Convertible promissory notes do not include a stated pre-money valuation. Instead, the convertible note seed investor and startup agree that the pre-money valuation for the convertible note investment will be determined by the pre-money valuation the startup receives at the Series A round. However, the convertible note investor does not receive the Series A pre-money valuation, but rather a lower pre-money valuation as determined by the conversion discount.
The convertible note seed investor gets a lower pre-money than the Series A investors for investing in the startup before the Series A round. Since the convertible note investor made the higher-risk investment in the startup, the seed investor’s reward is the ability to purchase (not by investing new cash, but by exchanging the debt) Series A shares at a price per share lower than the per share price paid by the other Series A investors.

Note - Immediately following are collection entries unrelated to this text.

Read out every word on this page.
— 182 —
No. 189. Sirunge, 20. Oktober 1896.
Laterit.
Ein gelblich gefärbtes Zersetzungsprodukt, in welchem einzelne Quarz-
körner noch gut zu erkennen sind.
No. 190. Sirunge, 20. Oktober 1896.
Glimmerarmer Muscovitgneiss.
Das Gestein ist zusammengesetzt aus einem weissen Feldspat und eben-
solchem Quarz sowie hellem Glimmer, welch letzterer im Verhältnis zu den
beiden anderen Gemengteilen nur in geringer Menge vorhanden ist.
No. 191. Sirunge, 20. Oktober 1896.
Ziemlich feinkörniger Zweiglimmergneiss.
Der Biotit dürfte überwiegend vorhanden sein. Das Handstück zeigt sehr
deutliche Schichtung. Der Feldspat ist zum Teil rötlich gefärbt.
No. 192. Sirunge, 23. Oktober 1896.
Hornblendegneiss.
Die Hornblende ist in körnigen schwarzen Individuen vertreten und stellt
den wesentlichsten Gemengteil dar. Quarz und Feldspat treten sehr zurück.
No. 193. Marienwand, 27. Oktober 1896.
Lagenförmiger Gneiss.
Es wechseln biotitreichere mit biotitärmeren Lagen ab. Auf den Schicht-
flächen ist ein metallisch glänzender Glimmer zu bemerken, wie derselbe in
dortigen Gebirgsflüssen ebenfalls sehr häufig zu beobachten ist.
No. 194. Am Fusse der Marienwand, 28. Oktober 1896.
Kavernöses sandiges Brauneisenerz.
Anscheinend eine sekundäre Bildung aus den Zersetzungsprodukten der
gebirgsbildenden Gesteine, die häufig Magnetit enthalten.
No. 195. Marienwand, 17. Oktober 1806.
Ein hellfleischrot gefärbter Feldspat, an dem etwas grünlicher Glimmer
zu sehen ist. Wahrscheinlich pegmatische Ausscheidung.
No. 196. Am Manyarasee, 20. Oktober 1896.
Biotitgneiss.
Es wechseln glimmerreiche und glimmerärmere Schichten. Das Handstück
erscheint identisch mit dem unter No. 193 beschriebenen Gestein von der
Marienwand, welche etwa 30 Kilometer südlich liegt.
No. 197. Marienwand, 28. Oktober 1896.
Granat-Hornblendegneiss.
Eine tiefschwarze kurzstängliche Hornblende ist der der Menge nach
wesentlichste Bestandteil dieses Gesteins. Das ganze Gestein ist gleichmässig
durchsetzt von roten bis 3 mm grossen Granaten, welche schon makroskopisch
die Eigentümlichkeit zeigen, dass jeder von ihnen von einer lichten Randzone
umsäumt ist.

So how do you set the conversion discount in a convertible note?
Conversion discounts are set to approximate the amount of risk the convertible note investor is taking by investing in the startup. In addition to the general risk of investing in an early-stage startup, other factors include time and the likelihood of the startup’s valuation increasing between the convertible note investment and the Series A round,
The majority of convertible note deals I see have the conversion discount set at a fixed percentage somewhere between 10% and 40%.
Occasionally, I have drafted conversion discounts that increase over periods of time. For example the conversion discount may be:
(i) 15% if the Series A round occurs within 6 months of the convertible note investment;
(ii) 25% if the Series A round occurs within 7-12 months after the convertible note investment; or
(iii) 40% if the Series A round occurs 12 or more months after the convertible note investment.